My next step was to check if there was a more recent version of these plug-in files that fixed this problem. At first, the answer appeared to be no. As I knew these files get installed as part of Adobe Reader, I launched the app and selected Check for Updates. It said I was already using the latest version (10.1.5).
Not ready to give up, I also checked Adobe’s website. Contradicting the Reader app, the site listed a newer (11.0.01) version as available. After I updated to this newer version, the PDF saving bug was gone!
Unfortunately, the update introduced a new bug. Now, when I select to save a PDF file from Safari, I have to save twice. At the second instance, I am asked if I want to replace the file I just created a moment before. While a minor irritation, it’s been enough to get me thinking that I would be better off giving up on Adobe’s plug-ins altogether.

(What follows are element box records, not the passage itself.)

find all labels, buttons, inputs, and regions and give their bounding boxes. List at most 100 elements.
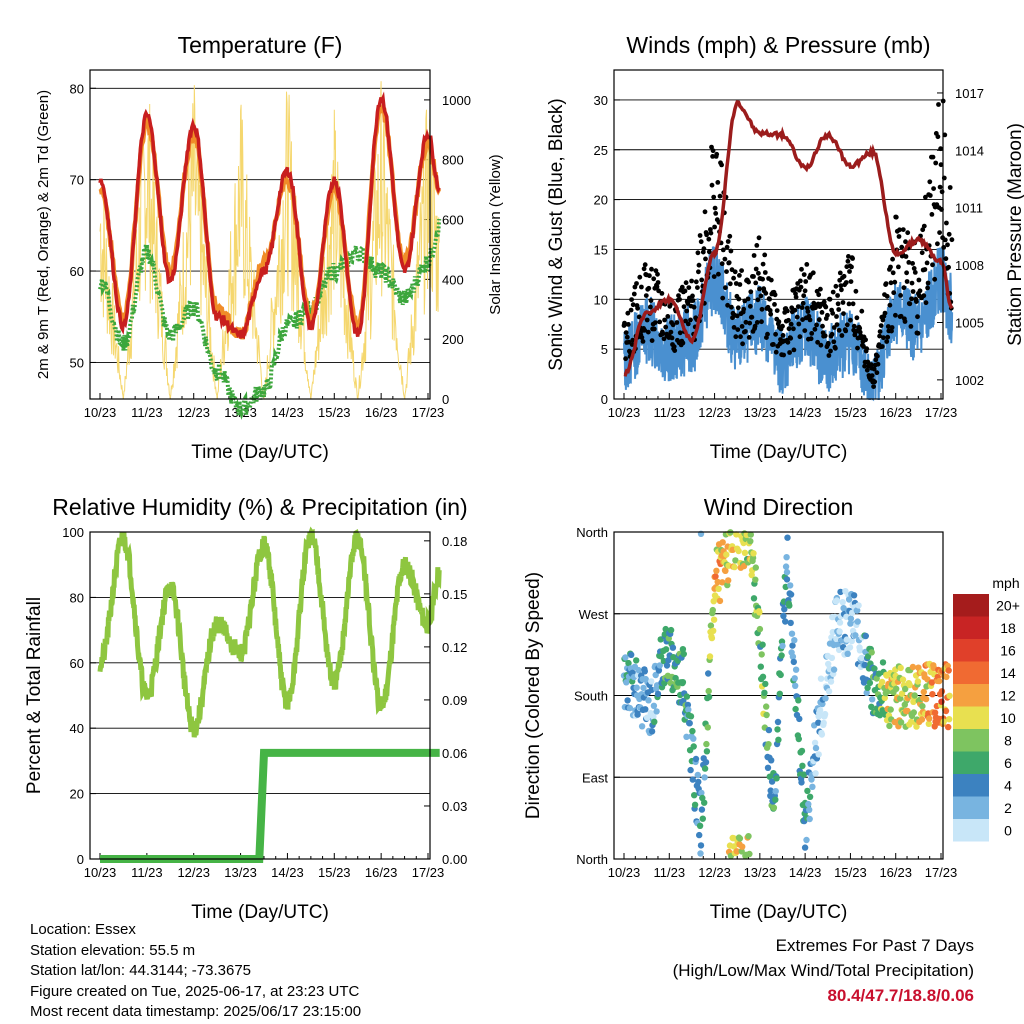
gust-point (921, 223, 927, 229)
direction-point (732, 557, 739, 564)
gust-point (654, 284, 660, 290)
gust-point (863, 337, 868, 343)
gust-point (884, 339, 890, 344)
gust-point (792, 307, 798, 313)
direction-point (641, 668, 648, 675)
direction-point (622, 654, 629, 661)
gust-point (830, 310, 836, 316)
direction-point (679, 646, 687, 653)
gust-point (905, 230, 911, 236)
x-tick-label: 10/23 (84, 405, 117, 420)
gust-point (893, 312, 898, 318)
direction-point (942, 707, 950, 715)
direction-point (798, 747, 806, 755)
gust-point (864, 346, 870, 352)
gust-point (805, 309, 811, 314)
direction-point (747, 531, 754, 538)
colorbar-label: 16 (1000, 642, 1016, 658)
colorbar-swatch (953, 819, 989, 842)
gust-point (746, 335, 752, 340)
direction-point (914, 678, 922, 685)
direction-point (731, 563, 738, 571)
gust-point (637, 274, 643, 280)
direction-point (938, 688, 946, 695)
colorbar-swatch (953, 684, 989, 707)
gust-point (684, 308, 690, 314)
gust-point (874, 370, 880, 376)
chart-title: Wind Direction (704, 494, 854, 520)
direction-point (792, 682, 799, 689)
direction-point (699, 815, 706, 822)
gust-point (812, 326, 818, 332)
gust-point (791, 326, 796, 332)
gust-point (708, 230, 714, 236)
gust-point (804, 262, 810, 267)
gust-point (917, 288, 923, 294)
extremes-title: Extremes For Past 7 Days (775, 936, 974, 955)
gust-point (932, 276, 938, 282)
gust-point (877, 329, 883, 334)
gust-point (772, 302, 777, 307)
gust-point (771, 342, 776, 347)
gust-point (838, 283, 844, 289)
direction-point (648, 728, 656, 735)
direction-point (642, 706, 649, 713)
gust-point (725, 239, 731, 244)
gust-point (931, 186, 936, 192)
gust-point (732, 269, 738, 275)
direction-point (633, 684, 640, 691)
gust-point (855, 345, 860, 351)
x-tick-label: 14/23 (789, 865, 822, 880)
gust-point (635, 305, 640, 311)
plot-frame (89, 531, 431, 860)
colorbar-label: 0 (1004, 822, 1012, 838)
gust-point (859, 308, 865, 314)
direction-point (887, 706, 894, 713)
direction-point (767, 787, 774, 794)
x-tick-label: 11/23 (131, 405, 163, 420)
gust-point (772, 292, 778, 298)
direction-point (764, 764, 772, 771)
direction-point (897, 664, 904, 672)
direction-point (828, 654, 836, 662)
gust-point (669, 335, 675, 341)
direction-point (799, 762, 806, 769)
direction-point (716, 597, 724, 605)
gust-point (916, 277, 922, 283)
gust-point (681, 304, 687, 310)
gust-point (929, 212, 935, 217)
gust-point (727, 233, 733, 239)
gust-point (885, 334, 891, 340)
direction-point (652, 671, 659, 679)
station-info: Location: Essex Station elevation: 55.5 … (30, 920, 361, 1023)
gust-point (677, 330, 683, 336)
direction-point (820, 719, 827, 727)
gust-point (708, 227, 713, 232)
y-tick-label: North (576, 852, 608, 867)
direction-point (759, 641, 766, 648)
gust-point (904, 270, 909, 276)
colorbar-label: 8 (1004, 732, 1012, 748)
direction-point (746, 850, 753, 858)
direction-point (805, 800, 812, 808)
direction-point (714, 578, 721, 586)
gust-point (754, 243, 760, 248)
y-axis-label: Percent & Total Rainfall (24, 597, 45, 794)
gust-point (739, 324, 745, 329)
gust-point (794, 314, 800, 320)
gust-point (880, 317, 886, 323)
gust-point (623, 356, 628, 362)
gust-point (897, 227, 902, 233)
direction-point (709, 606, 716, 614)
gust-point (786, 317, 791, 323)
direction-point (834, 641, 841, 649)
gust-point (655, 280, 661, 285)
plot-frame (613, 69, 944, 400)
y-right-tick-label: 1008 (955, 258, 984, 273)
gust-point (758, 293, 764, 299)
direction-point (817, 675, 825, 682)
gust-point (695, 285, 700, 290)
gust-point (674, 320, 680, 325)
gust-point (943, 256, 949, 262)
direction-point (690, 743, 697, 750)
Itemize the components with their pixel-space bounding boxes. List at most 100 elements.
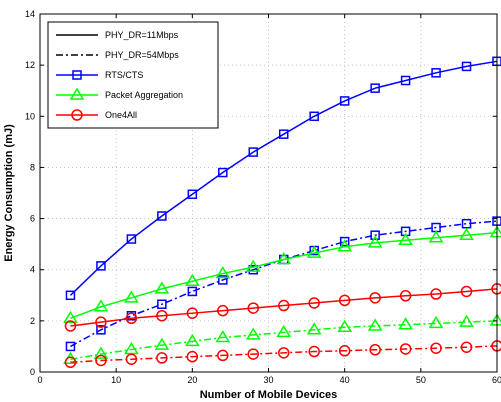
square-marker <box>400 75 411 86</box>
series-one4all-54mbps <box>64 340 501 369</box>
series-line <box>70 345 498 364</box>
triangle-marker <box>185 333 200 347</box>
square-marker <box>431 68 441 78</box>
circle-marker <box>430 288 442 300</box>
triangle-marker <box>124 290 139 303</box>
legend-item: Packet Aggregation <box>56 87 183 100</box>
triangle-marker <box>276 252 292 265</box>
triangle-marker <box>63 310 78 324</box>
legend-label: PHY_DR=54Mbps <box>105 50 179 60</box>
x-tick-label: 30 <box>263 375 273 385</box>
square-marker <box>157 299 167 309</box>
triangle-marker <box>428 230 444 243</box>
axis-ticks: 0 10 20 30 40 50 60 0 2 4 6 8 10 12 14 <box>25 9 501 385</box>
circle-marker <box>64 320 77 332</box>
triangle-marker <box>215 330 231 343</box>
series-packet-aggregation-54mbps <box>63 313 501 364</box>
circle-marker <box>64 356 77 369</box>
square-marker <box>96 261 106 271</box>
square-marker <box>187 286 198 297</box>
legend-label: PHY_DR=11Mbps <box>105 30 179 40</box>
circle-marker <box>369 292 381 304</box>
triangle-marker <box>306 245 322 258</box>
circle-marker <box>369 344 381 356</box>
square-marker <box>370 230 380 240</box>
square-marker <box>157 211 167 221</box>
square-marker <box>218 275 228 285</box>
x-axis-title: Number of Mobile Devices <box>200 389 338 401</box>
triangle-marker <box>459 227 474 240</box>
circle-marker <box>308 345 320 358</box>
circle-marker <box>217 349 229 362</box>
square-marker <box>72 70 82 80</box>
triangle-marker <box>398 317 413 330</box>
triangle-marker <box>337 239 352 252</box>
circle-marker <box>125 312 138 325</box>
x-tick-label: 10 <box>111 375 121 385</box>
triangle-marker <box>428 315 444 329</box>
circle-marker <box>95 316 107 328</box>
circle-marker <box>125 353 138 365</box>
triangle-marker <box>154 337 170 350</box>
legend-label: RTS/CTS <box>105 70 143 80</box>
circle-marker <box>338 294 351 307</box>
y-tick-label: 8 <box>30 162 35 172</box>
square-marker <box>248 147 259 157</box>
triangle-marker <box>69 87 85 100</box>
triangle-marker <box>93 299 109 312</box>
legend-item: One4All <box>56 109 137 121</box>
y-tick-label: 12 <box>25 60 35 70</box>
square-marker <box>339 236 350 247</box>
triangle-marker <box>154 281 170 294</box>
y-tick-label: 14 <box>25 9 35 19</box>
square-marker <box>218 167 228 178</box>
legend-label: One4All <box>105 110 137 120</box>
series-rts-cts-11mbps <box>65 56 501 301</box>
circle-marker <box>399 290 412 302</box>
triangle-marker <box>93 346 109 359</box>
circle-marker <box>308 297 320 309</box>
square-marker <box>278 129 289 139</box>
triangle-marker <box>337 319 352 332</box>
circle-marker <box>156 352 168 364</box>
triangle-marker <box>367 235 383 248</box>
triangle-marker <box>306 322 322 335</box>
triangle-marker <box>367 318 383 331</box>
circle-marker <box>338 345 351 357</box>
circle-marker <box>430 342 442 354</box>
legend-item: RTS/CTS <box>56 70 143 80</box>
series-layer <box>63 56 501 369</box>
x-tick-label: 0 <box>37 375 42 385</box>
square-marker <box>248 264 259 275</box>
x-tick-label: 20 <box>187 375 197 385</box>
legend: PHY_DR=11Mbps PHY_DR=54Mbps RTS/CTS Packet … <box>47 21 219 129</box>
series-line <box>70 288 498 327</box>
triangle-marker <box>185 273 200 286</box>
y-tick-label: 2 <box>30 316 35 326</box>
circle-marker <box>277 347 290 359</box>
x-tick-label: 50 <box>416 375 426 385</box>
y-tick-label: 4 <box>30 265 35 275</box>
series-line <box>70 231 498 320</box>
triangle-marker <box>245 259 261 272</box>
x-tick-label: 60 <box>492 375 501 385</box>
y-axis-title: Energy Consumption (mJ) <box>3 124 15 262</box>
circle-marker <box>71 109 83 121</box>
circle-marker <box>247 348 260 360</box>
circle-marker <box>247 302 260 314</box>
legend-label: Packet Aggregation <box>105 90 183 100</box>
legend-item: PHY_DR=11Mbps <box>56 30 179 40</box>
triangle-marker <box>398 232 413 246</box>
y-tick-label: 10 <box>25 111 35 121</box>
triangle-marker <box>489 225 501 238</box>
triangle-marker <box>215 266 231 279</box>
square-marker <box>65 290 76 301</box>
circle-marker <box>217 304 229 317</box>
circle-marker <box>186 307 199 319</box>
series-line <box>70 320 498 360</box>
square-marker <box>65 341 76 352</box>
square-marker <box>461 218 472 229</box>
square-marker <box>126 234 137 244</box>
circle-marker <box>460 285 473 298</box>
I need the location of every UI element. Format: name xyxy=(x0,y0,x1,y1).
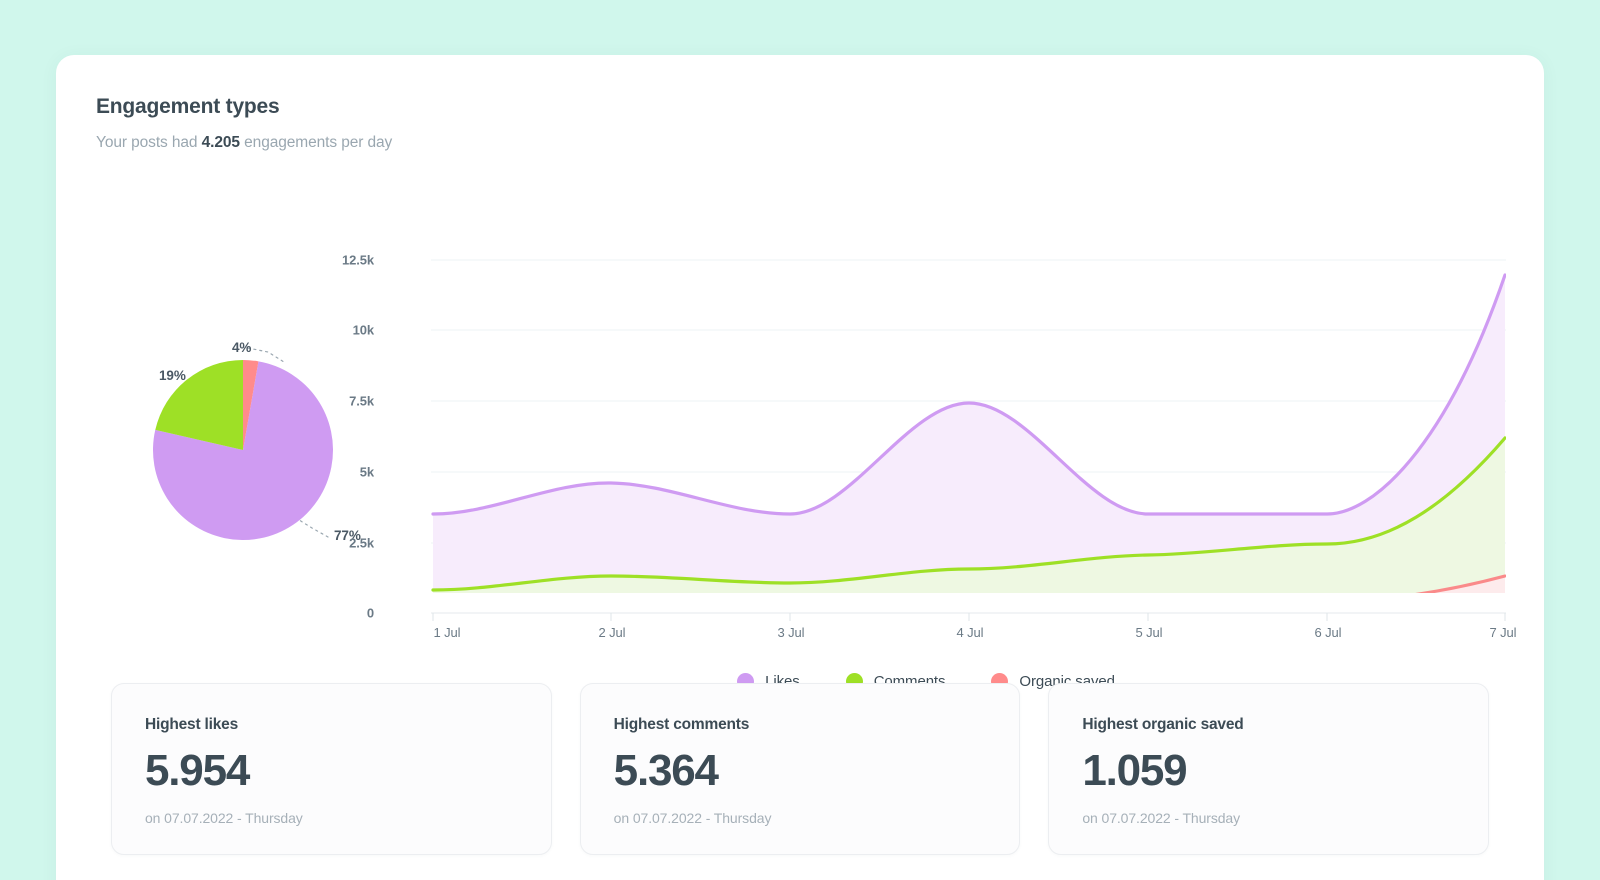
stat-card-footnote: on 07.07.2022 - Thursday xyxy=(145,810,303,827)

Normally, I wouldn’t devote a column to a bug that is resolved merely by updating software. However, I suspected that many users would not realize that the Adobe plug-ins were the culprit. Even if they did, they might not realize that these files originate with Adobe Reader. Even then, they would likely be stopped by Reader’s erroneous update message. Not to worry. If you have this bug, you now know what to do.